In 2023, as the largest economy in the euro area, whether Germany will fall into economic recession has attracted much attention. According to the annual economic report released recently by the German Ministry of Economy and Climate Protection, Germany's economic forecast for 2023 is better than that for autumn. According to the report, due to the impact of energy price shocks and interest rates, Germany's economy will slow down this year, but it will still achieve economic growth of 0.2%, compared with the previous forecast that Germany's GDP will decline by 0.4% this year.
In response, experts said that as the European Central Bank continued to raise interest rates and further depress demand, Germany's consumption, investment, import and export tended to be depressed.
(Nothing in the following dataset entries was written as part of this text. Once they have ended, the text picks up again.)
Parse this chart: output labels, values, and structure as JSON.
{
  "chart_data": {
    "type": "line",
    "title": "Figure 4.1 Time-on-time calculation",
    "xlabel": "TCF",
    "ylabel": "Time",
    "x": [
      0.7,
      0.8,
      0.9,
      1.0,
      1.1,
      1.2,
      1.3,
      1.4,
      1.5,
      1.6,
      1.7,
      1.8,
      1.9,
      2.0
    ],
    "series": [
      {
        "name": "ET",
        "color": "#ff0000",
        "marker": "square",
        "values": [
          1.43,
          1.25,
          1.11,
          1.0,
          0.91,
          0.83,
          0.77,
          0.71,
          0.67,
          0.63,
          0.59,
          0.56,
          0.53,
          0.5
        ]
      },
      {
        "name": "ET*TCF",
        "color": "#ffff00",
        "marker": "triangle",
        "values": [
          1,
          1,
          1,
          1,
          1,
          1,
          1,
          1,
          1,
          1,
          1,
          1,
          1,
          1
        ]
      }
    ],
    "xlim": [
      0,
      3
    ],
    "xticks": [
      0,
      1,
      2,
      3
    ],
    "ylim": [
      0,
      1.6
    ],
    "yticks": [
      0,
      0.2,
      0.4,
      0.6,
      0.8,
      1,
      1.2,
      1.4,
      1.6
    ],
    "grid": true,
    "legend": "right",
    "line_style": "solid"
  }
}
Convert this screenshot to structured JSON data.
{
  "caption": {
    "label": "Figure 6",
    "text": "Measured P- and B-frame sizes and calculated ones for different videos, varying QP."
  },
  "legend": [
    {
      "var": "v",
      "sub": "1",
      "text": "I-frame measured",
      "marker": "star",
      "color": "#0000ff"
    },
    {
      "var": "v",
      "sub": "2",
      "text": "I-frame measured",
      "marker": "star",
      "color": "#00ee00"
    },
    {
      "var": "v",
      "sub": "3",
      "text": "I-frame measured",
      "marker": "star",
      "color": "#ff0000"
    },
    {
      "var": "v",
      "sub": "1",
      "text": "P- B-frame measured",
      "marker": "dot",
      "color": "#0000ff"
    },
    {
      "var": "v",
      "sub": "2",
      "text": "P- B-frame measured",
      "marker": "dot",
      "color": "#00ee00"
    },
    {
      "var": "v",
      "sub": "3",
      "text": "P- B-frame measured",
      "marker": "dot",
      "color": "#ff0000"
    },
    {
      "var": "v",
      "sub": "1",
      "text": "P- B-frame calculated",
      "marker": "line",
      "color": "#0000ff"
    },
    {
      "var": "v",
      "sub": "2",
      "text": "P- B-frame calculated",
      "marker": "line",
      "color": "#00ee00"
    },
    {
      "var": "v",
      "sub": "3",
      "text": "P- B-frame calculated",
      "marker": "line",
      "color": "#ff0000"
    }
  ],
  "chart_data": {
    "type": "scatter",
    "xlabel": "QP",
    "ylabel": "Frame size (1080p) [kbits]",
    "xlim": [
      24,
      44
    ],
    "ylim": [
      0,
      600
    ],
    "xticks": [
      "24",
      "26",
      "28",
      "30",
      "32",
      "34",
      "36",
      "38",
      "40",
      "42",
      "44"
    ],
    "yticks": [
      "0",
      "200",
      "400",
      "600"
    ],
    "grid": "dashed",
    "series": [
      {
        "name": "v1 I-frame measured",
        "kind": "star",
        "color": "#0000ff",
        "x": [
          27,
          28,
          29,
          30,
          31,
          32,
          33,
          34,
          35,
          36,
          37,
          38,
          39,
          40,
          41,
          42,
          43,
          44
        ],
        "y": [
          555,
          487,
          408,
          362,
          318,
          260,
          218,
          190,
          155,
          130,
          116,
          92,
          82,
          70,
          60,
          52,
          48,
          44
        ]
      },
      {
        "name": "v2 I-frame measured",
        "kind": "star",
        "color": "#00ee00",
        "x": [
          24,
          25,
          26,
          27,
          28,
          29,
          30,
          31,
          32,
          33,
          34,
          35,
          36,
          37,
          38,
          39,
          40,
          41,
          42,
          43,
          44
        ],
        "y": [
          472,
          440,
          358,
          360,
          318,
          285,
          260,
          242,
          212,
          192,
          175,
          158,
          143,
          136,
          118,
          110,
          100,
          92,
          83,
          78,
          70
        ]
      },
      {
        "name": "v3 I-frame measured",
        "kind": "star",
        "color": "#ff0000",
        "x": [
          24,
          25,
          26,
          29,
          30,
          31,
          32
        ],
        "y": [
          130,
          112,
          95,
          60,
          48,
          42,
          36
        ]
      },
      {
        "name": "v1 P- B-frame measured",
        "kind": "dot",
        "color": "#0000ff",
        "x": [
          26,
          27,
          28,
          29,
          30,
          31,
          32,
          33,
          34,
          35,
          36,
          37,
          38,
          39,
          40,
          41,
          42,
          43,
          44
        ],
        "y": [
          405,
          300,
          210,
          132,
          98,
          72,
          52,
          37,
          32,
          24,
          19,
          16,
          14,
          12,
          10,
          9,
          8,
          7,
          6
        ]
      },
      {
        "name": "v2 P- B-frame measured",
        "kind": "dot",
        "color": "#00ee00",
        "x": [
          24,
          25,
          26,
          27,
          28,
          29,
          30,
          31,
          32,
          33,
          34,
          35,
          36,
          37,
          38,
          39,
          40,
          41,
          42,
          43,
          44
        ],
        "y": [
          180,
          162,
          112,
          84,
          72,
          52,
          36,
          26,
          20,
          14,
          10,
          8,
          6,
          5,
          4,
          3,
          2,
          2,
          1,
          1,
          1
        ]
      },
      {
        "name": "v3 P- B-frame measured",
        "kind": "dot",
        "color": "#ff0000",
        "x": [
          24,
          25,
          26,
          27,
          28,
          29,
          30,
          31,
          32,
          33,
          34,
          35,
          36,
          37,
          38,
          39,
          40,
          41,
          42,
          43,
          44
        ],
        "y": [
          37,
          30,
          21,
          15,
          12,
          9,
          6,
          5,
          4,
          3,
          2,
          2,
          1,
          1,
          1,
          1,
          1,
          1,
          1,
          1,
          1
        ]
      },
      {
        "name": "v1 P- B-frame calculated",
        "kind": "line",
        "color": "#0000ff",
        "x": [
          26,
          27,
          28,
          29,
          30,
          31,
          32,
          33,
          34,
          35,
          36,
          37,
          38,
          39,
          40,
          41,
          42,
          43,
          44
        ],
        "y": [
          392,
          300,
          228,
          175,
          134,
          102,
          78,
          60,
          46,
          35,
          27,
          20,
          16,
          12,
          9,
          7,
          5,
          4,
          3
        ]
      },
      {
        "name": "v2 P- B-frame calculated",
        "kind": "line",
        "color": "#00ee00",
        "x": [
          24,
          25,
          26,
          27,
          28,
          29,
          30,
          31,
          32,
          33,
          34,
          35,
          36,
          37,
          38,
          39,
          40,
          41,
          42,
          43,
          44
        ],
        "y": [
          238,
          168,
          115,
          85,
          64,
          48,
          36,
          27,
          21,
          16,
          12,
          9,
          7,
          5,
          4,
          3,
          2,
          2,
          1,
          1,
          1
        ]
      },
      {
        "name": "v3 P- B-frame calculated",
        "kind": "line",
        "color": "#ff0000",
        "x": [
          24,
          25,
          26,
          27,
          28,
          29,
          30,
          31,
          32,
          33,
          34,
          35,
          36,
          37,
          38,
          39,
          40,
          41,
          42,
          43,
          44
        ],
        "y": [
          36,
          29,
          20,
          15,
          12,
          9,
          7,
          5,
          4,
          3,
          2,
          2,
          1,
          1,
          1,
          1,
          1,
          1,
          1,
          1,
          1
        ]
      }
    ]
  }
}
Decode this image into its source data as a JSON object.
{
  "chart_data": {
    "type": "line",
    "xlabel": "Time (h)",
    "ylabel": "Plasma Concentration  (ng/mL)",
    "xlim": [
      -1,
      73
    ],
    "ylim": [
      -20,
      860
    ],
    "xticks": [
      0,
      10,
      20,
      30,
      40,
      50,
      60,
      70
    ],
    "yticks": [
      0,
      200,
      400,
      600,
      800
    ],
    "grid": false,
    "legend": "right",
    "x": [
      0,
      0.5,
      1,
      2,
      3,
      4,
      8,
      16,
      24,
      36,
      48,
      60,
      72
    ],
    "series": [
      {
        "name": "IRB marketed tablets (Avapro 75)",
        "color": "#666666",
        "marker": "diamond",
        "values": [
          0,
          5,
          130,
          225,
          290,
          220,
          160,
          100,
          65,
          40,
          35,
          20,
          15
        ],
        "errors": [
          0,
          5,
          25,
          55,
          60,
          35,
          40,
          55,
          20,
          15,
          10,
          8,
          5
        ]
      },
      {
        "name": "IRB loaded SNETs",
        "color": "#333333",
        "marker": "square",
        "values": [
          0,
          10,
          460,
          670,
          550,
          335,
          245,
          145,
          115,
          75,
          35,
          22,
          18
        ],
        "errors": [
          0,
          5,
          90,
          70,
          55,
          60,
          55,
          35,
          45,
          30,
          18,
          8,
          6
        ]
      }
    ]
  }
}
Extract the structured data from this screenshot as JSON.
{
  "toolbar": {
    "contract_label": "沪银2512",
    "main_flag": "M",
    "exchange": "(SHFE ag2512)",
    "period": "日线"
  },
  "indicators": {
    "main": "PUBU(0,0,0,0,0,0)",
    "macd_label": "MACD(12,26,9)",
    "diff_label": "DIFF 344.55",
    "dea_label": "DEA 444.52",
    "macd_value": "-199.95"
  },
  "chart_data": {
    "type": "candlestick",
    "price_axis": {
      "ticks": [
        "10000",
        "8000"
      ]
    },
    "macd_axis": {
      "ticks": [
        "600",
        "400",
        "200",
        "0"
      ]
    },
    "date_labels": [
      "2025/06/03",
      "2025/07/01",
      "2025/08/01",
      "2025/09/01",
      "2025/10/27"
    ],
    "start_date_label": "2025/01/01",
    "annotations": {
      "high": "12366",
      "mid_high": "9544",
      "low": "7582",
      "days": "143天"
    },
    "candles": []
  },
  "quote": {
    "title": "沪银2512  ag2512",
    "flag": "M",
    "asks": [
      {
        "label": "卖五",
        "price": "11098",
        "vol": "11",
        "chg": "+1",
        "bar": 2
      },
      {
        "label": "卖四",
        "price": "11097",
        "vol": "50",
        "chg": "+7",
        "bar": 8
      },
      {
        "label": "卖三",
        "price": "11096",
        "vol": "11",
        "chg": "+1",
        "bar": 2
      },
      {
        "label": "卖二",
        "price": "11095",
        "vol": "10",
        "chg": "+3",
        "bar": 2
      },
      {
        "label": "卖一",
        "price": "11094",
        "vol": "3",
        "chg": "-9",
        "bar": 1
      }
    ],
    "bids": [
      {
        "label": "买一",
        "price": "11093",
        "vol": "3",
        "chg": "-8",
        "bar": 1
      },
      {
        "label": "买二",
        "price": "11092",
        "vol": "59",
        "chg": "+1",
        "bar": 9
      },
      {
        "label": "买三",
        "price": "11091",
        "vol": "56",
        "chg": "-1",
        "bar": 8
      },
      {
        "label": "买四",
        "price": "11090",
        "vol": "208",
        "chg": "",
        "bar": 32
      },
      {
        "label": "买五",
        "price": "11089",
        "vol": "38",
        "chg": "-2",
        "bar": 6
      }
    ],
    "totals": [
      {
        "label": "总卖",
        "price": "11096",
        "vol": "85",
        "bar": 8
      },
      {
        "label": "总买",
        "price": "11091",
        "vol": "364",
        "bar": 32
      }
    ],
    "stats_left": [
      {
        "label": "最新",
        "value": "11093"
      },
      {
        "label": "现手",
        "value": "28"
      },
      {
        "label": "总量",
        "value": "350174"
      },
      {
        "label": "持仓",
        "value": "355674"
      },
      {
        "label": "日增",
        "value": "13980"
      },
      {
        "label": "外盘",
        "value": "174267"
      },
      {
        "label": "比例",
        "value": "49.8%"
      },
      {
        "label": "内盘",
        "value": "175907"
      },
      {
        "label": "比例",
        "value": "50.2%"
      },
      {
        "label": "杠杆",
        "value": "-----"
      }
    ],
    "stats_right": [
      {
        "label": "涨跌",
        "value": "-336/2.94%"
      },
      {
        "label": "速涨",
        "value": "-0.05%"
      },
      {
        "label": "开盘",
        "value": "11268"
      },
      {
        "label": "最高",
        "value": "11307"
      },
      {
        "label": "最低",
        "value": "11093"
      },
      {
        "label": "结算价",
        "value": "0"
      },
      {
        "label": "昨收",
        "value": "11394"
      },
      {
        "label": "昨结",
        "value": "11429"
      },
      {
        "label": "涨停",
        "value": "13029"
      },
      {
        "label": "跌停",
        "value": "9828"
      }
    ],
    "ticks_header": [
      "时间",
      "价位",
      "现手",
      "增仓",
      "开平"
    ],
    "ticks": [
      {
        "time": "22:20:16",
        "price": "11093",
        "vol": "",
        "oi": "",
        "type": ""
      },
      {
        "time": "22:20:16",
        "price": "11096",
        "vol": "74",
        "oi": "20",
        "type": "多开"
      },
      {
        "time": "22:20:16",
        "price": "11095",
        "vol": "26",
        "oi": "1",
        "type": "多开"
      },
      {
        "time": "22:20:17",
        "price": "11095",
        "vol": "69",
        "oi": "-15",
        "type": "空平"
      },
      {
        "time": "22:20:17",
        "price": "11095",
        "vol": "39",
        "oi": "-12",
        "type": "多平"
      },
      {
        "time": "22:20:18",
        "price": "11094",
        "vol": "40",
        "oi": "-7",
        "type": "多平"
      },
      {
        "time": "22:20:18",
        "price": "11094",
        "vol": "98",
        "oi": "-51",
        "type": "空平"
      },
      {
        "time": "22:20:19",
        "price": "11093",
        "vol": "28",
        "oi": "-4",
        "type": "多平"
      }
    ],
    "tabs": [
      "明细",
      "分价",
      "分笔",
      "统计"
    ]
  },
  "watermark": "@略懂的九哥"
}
The German economy may continue to slow down in the first quarter of this year. In combination with the economic downturn in the fourth quarter of last year, the German economy is likely to experience a "technical recession". Whether the German economy, which is on the verge of recession, will fall into a substantial recession in the future depends not only on Germany's economic resilience, but also on the progress of the Ukrainian crisis, energy crisis and international economic cooperation.